Berat Demirci ve Metin Önal, Mustafa Muharrem, Sait Türkoğlu ve Mustafa Oğuz yazılarında, aile sorumluluğunun bilincine vurguda bulunurken, diğer yazarların neredeyse tamamı üstü kapalı ya da açıkça "edebiyat"ı önceleyen bir üslup kullanmışlar ve buna bağlı olarak ortaya çıkan, yahut çıkabilecek mutsuzlukları ifade etmeye çalışmışlar. Bir grup yazar ise görünen o ki, "ne şiş yansın ne kebap" düşüncesiyle mevzuyu anlamamış gibi davranarak masalımsı, aşıkane metinlerle katılmışlar "yenge" sayısına.
Recai Güllapdan üçüncü yılında da Sühan'ı yalnız bırakmamış. Üstad her zamanki sayfalarında; "Yenge Edebiyatına İştirak Bâbında Bir Garib Rü'yetimi Takdim Edeyorum" başlıklı yazısıyla tiryakilerini bekliyor.
Giriş yazısında derginin bu sayısının bazı yengelerin bizzat isimlerine gönderildiği belirtilirken asıl niyet ve samimiyetin aslında bu davranışta aranması gerektiğini belirten Hüseyin Kaya, bu sayıya türlü bahanelerle yazı vermeyenlerin isimlerini ilan etmeyişlerini de aynı samimiyet ve iyi niyete bağlamaya çalışmış. Yine sunuş yazısında cevap hakkı doğan yengelere dergi sayfalarının her zaman açık olduğu da belirtilmiş.

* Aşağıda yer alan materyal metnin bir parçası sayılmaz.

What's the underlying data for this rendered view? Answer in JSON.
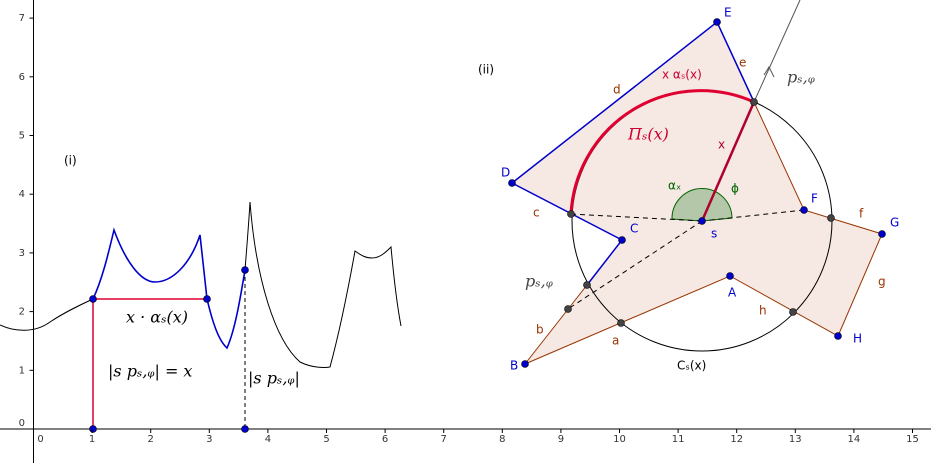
{
  "axes": {
    "xticks": [
      0,
      1,
      2,
      3,
      4,
      5,
      6,
      7,
      8,
      9,
      10,
      11,
      12,
      13,
      14,
      15
    ],
    "yticks": [
      0,
      1,
      2,
      3,
      4,
      5,
      6,
      7
    ]
  },
  "panel_i": {
    "label": "(i)",
    "product": "x · αₛ(x)",
    "distance_phi": "|s pₛ,ᵩ| = x",
    "distance_psi": "|s pₛ,ᵩ|"
  },
  "panel_ii": {
    "label": "(ii)",
    "arc_length": "x αₛ(x)",
    "arc_name": "Πₛ(x)",
    "radius": "x",
    "angle_alpha": "αₓ",
    "angle_phi": "ϕ",
    "ray_phi": "pₛ,ᵩ",
    "ray_psi": "pₛ,ᵩ",
    "center": "s",
    "circle": "Cₛ(x)",
    "vertices": [
      "A",
      "B",
      "C",
      "D",
      "E",
      "F",
      "G",
      "H"
    ],
    "edges": [
      "a",
      "b",
      "c",
      "d",
      "e",
      "f",
      "g",
      "h"
    ]
  }
}
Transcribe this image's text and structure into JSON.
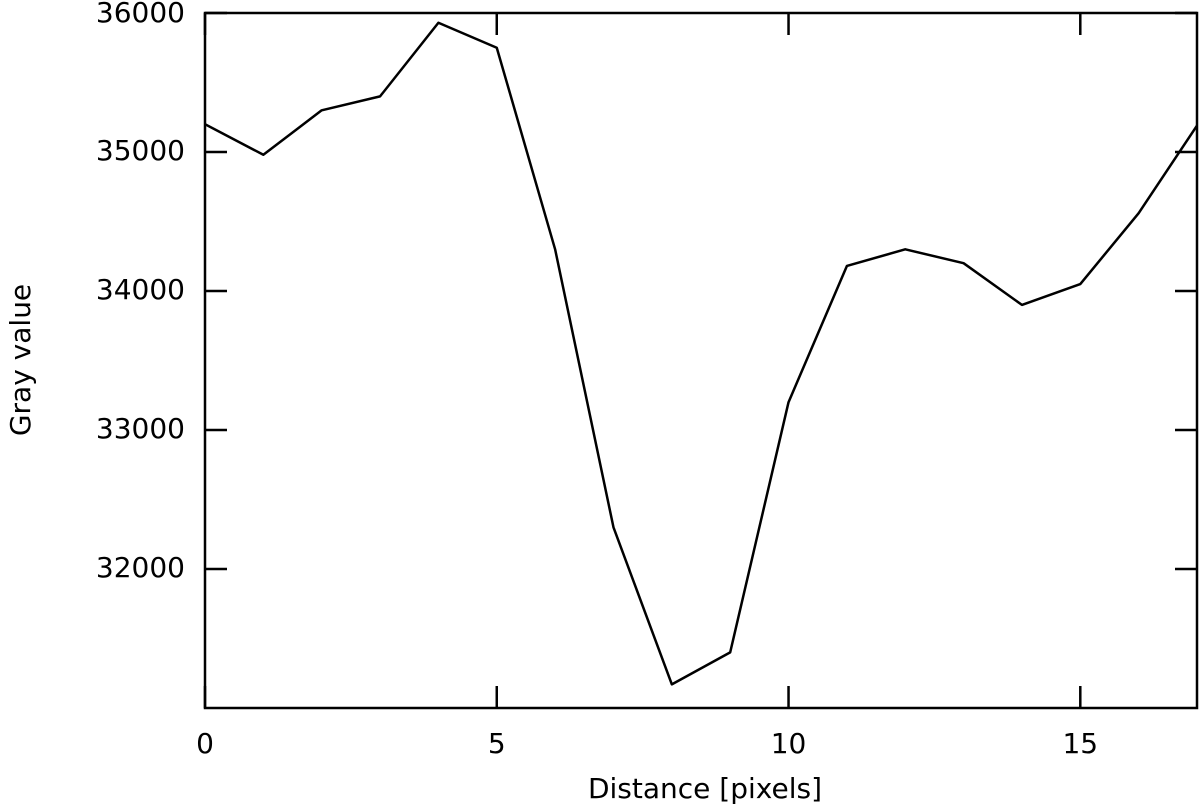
{
  "chart_data": {
    "type": "line",
    "xlabel": "Distance [pixels]",
    "ylabel": "Gray value",
    "x": [
      0,
      1,
      2,
      3,
      4,
      5,
      6,
      7,
      8,
      9,
      10,
      11,
      12,
      13,
      14,
      15,
      16,
      17
    ],
    "series": [
      {
        "color": "#000000",
        "values": [
          35200,
          34980,
          35300,
          35400,
          35930,
          35750,
          34300,
          32300,
          31170,
          31400,
          33200,
          34180,
          34300,
          34200,
          33900,
          34050,
          34560,
          35190
        ]
      }
    ],
    "xlim": [
      0,
      17
    ],
    "xticks": [
      0,
      5,
      10,
      15
    ],
    "ylim": [
      31000,
      36000
    ],
    "yticks": [
      32000,
      33000,
      34000,
      35000,
      36000
    ]
  }
}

Takip edenlerin hatırlayacağı üzre yaklaşık bir yıldır Sühan'da şiir yayımlanmıyordu. Sühan bu yıl da şiir yayımlamayacağını yine sunuş yazısında ilan etmiş. Sühan, galiba edebiyat tarihimizin ilk "deneme" dergisi olma yolunda ilerliyor...
Geçtiğimiz günlerde kasım aralık 2005 tarihli 13. sayısını "yenge" özel sayısı olarak yayımlayan Sühan dergisi, okurları ve yazar eşleri tarafından ilgiyle karşılandı.